ROMA – Tremila miliardi di euro, per ora, per il secondo giorno consecutivo, le Borse ci credono, almeno un po’. Però di miliardi veri non se ne sono visti neanche uno su dieci dei tremila. Si sta fermi a quota 440, forse. Il Fondo Salva Stati, per decisione dell’Unione Europea, ha infatti una dotazione teorica di 440 miliardi appunto. Teorica, perché la Slovenia sta ancora votando sulla sua quota. E’ il 27 settembre e la Slovenia sta ancora votando su una decisione comunitaria del 21 di luglio. E che conterà mai la piccola Slovenia? Poco, ma la Slovenia non è sola. Il 28 settembre tocca alla Finlandia che non solo è un po’ più grandina della Slovenia, soprattutto Helsinki vuole “garanzie collaterali” per sborsare la sua quota. Nel governo finlandese c’è una nuova destra detta dei “veri finlandesi” che non vuole sborsare. Slovenia e poi Finlandia e le incognite sono due. Ma neanche la grande Germania ha già votato, anzi voterà giovedì 29 sulla sua quota. Si fatica ad arrivare a quota 440, figurarsi tremila miliardi. Al punto che in Germania e non solo c’è chi avverte: i tremila miliardi non pronunciamoli nemmeno prima di aver portato a casa i 440.
Già , perché chi li paga e chi li garantisce i tremila? Ai 440 miliardi, quando saranno diventati veri, sta appesa la Grecia. Anzi sta appesa a una pattuglia di deputati del Pasok, il partito socialista al governo, che minacciano di non votare le nuove tasse e le liberalizzazioni e privatizzazioni. Se manca quel pugno di voti, il governo greco cade.
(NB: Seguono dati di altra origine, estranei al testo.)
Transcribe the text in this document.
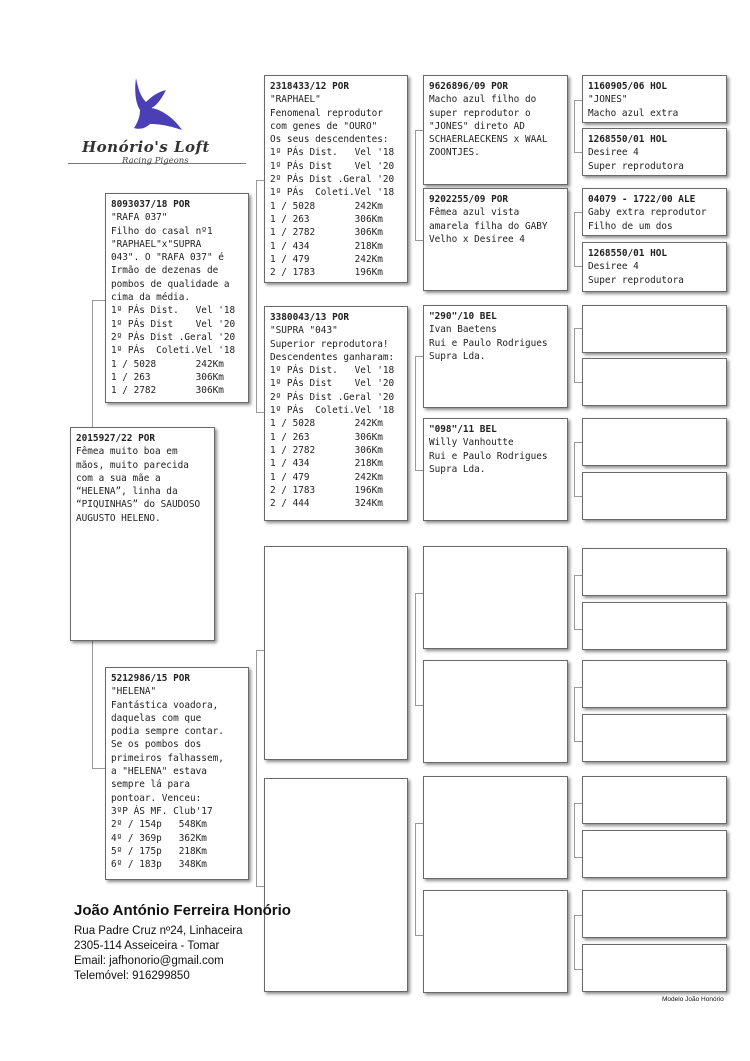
Honório's Loft
Racing Pigeons
2015927/22 POR
Fêmea muito boa em mãos, muito parecida com a sua mãe a “HELENA”, linha da “PIQUINHAS” do SAUDOSO AUGUSTO HELENO.
8093037/18 POR
"RAFA 037"
Filho do casal nº1
"RAPHAEL"x"SUPRA
043". O "RAFA 037" é
Irmão de dezenas de
pombos de qualidade a
cima da média.
1º PÁs Dist.   Vel '18
1º PÁs Dist    Vel '20
2º PÁs Dist .Geral '20
1º PÁs  Coleti.Vel '18
1 / 5028       242Km
1 / 263        306Km
1 / 2782       306Km
5212986/15 POR
"HELENA"
Fantástica voadora,
daquelas com que
podia sempre contar.
Se os pombos dos
primeiros falhassem,
a "HELENA" estava
sempre lá para
pontoar. Venceu:
3ºP ÁS MF. Club'17
2º / 154p   548Km
4º / 369p   362Km
5º / 175p   218Km
6º / 183p   348Km
2318433/12 POR
"RAPHAEL"
Fenomenal reprodutor
com genes de "OURO"
Os seus descendentes:
1º PÁs Dist.   Vel '18
1º PÁs Dist    Vel '20
2º PÁs Dist .Geral '20
1º PÁs  Coleti.Vel '18
1 / 5028       242Km
1 / 263        306Km
1 / 2782       306Km
1 / 434        218Km
1 / 479        242Km
2 / 1783       196Km
3380043/13 POR
"SUPRA "043"
Superior reprodutora!
Descendentes ganharam:
1º PÁs Dist.   Vel '18
1º PÁs Dist    Vel '20
2º PÁs Dist .Geral '20
1º PÁs  Coleti.Vel '18
1 / 5028       242Km
1 / 263        306Km
1 / 2782       306Km
1 / 434        218Km
1 / 479        242Km
2 / 1783       196Km
2 / 444        324Km
9626896/09 POR
Macho azul filho do
super reprodutor o
"JONES" direto AD
SCHAERLAECKENS x WAAL
ZOONTJES.
9202255/09 POR
Fêmea azul vista
amarela filha do GABY
Velho x Desiree 4
"290"/10 BEL
Ivan Baetens
Rui e Paulo Rodrigues
Supra Lda.
"098"/11 BEL
Willy Vanhoutte
Rui e Paulo Rodrigues
Supra Lda.
1160905/06 HOL
"JONES"
Macho azul extra
1268550/01 HOL
Desiree 4
Super reprodutora
04079 - 1722/00 ALE
Gaby extra reprodutor
Filho de um dos
1268550/01 HOL
Desiree 4
Super reprodutora
João António Ferreira Honório
Rua Padre Cruz nº24, Linhaceira
2305-114 Asseiceira - Tomar
Email: jafhonorio@gmail.com
Telemóvel: 916299850
Modelo João Honório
Senza quelle tasse e liberalizzazioni e privatizzazioni, l’Europa non versa alla Grecia gli otto miliardi di euro che alla Grecia servono per pagare gli stipendi. Otto miliardi che devono arrivare entro e non oltre metà ottobre. Se non arrivano, se il governo greco cade, la Grecia non paga e fallisce. Eventualità messa in conto, proprio nei famosi tremila miliardi. Sono tremila perché a tanto ammonta l’altezza della diga di miliardi da erigere per tenere le banche e gli Stati europei, tutte le banche e tutti gli Stati, con la testa a respirare fuori dall’onda del default greco. Scrivere tremila è come dire che quel default ci può essere.
Ma tremila miliardi chi li caccia fuori, da quali tasche vengono? L’Europa tutta in teoria potrebbe. L’Europa tutta ma non l’Europa come somma di Stati in ordine sparso. Domani a Strasburgo Manuel Barroso terrà il discorso sullo “Stato dell’Unione”. E dovrà dire che lo Efsf, il fondo oggi di 440 miliardi e domani di tremila può essere finanziato da tutti, tedeschi per primi, solo se ogni Stato europeo accetterà regole di bilancio stringenti. Chi caccia buona parte dei tremila miliardi può, forse, essere convinto a farlo dalla garanzia scritta che non sono soldi buttati (in Grecia) o regalati a chi ci fa sopra campagna elettorale (Italia). Il 17/18 ottobre si tireranno i conti all’Eurogruppo. Se tutto è andato bene, la Grecia avrà ancora il suo governo, avrà varato le dolorose misure interne e avrà intascato gli otto miliardi. Sloveni, finlandesi e altri saranno convinti e costretti. L’Europa avrà detto ai mercati, e al contribuente tedesco, che si mettono insieme i soldi ma anche le regole. Se uno solo di questi anelli della catena cede, allora i tremila miliardi nessuno li caccerà e ognuno si terrà i suoi di miliardi e peggio per chi non li ha. Venti giorni per decidere se l’Europa c’è e se l’euro resta. Venti giorni non di più. Sperando che nel frattempo le Borse e i mercati continuino a crederci. Venti giorni in cui governo e Parlamento italiano si occuperanno della “cabina di regia” da costruire intorno a Tremonti e della legge che vieta di pubblicare il contenuto delle intercettazioni. Legge almeno su un punto sacrosanta: è bene che i governi e i contribuenti europei, i mercati, gli investitori, i risparmiatori di tutto il continente non sappiano quel che si dicono al telefono i governanti italiani quando parlano tra loro di economia, debito, bilancio, default e spread.